Mais pourquoi Dieu s’inscrit-il dans cette longue histoire réelle (qui se sédimente dans les quatre sens) ? On pourrait multiplier les raisons. Toutefois, la raison ultime est celle-ci : le Dieu biblique promet et accomplit ses promesses. Dès après la chute, il promet implicitement à nos premiers parents le salut (cf. Gn 3,15). Or, en promettant et en tenant ses promesses, Dieu donne un sens au temps (nous avons quelque chose ou plutôt Quelqu’un à attendre !), nourrit notre espérance (Dieu est totalement fiable), adoucit nos épreuves (il nous assure que, dès maintenant, aucune existence ne se résume à une tragédie) et atteste sa bonté (il n’abandonne pas l’homme à la violence).

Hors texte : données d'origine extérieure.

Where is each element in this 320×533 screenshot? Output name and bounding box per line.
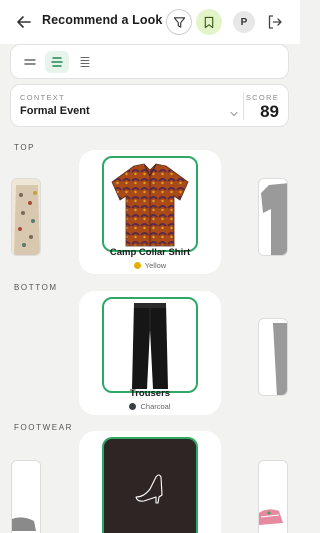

Aujourd’hui, bombardée par des événements incessants, la vie est devenu un happening permanent et le bonheur une carnavalisation étourdissante. Apparemment, nous sommes dans le réel. Mais comme notre temps est morcelé, il est devenu insignifiant ; comme ces expériences sont sans passé et sans lendemain, elles ne forment ni ne transforment ; comme les plaisirs ne font que succéder aux plaisirs (chaque week-end, l’on part [3], ils nous rendent addicts et non pas heureux. Tout à l’inverse, la doctrine des quatre sens montre que, de même que le Nouveau Testament accomplit l’Ancien, le sens moral est en attente du sens eschatologique où Dieu « essuiera toutes larmes de nos yeux » (Ap 21,4). Et cette espérance ne sera pas déçue.

Pascal Ide

[1] L’une des raisons pour lesquelles le pape Benoît XVI a tenu à publier son livre sur Jésus de Nazareth, c’est que, grand connaisseur de la Bible, il voulait réenraciner le Nouveau Testament dans l’Ancien, et nouer le sens historique avec le sens allégorique.

[2] Cf. Pape François, Evangelii Gaudium. Exhortation apostolique post-synodale sur l’annonce de l’Évangile dans le monde actuel, 24 novembre 2013, n. 94 et 233 ; et surtout Exhortation apostolique Gaudete et exsultate sur l’appel à la sainteté dans le monde actuel, 19 mars 2018, n. 36-46.

[3] Sur cette logique de fond qui est celle de l’hyperconsommation, cf. Pascal Ide, Puissance de la gratitude. Vers la vraie joie, Paris, Éd. de l’Emmanuel, 2017, chap. 4-6.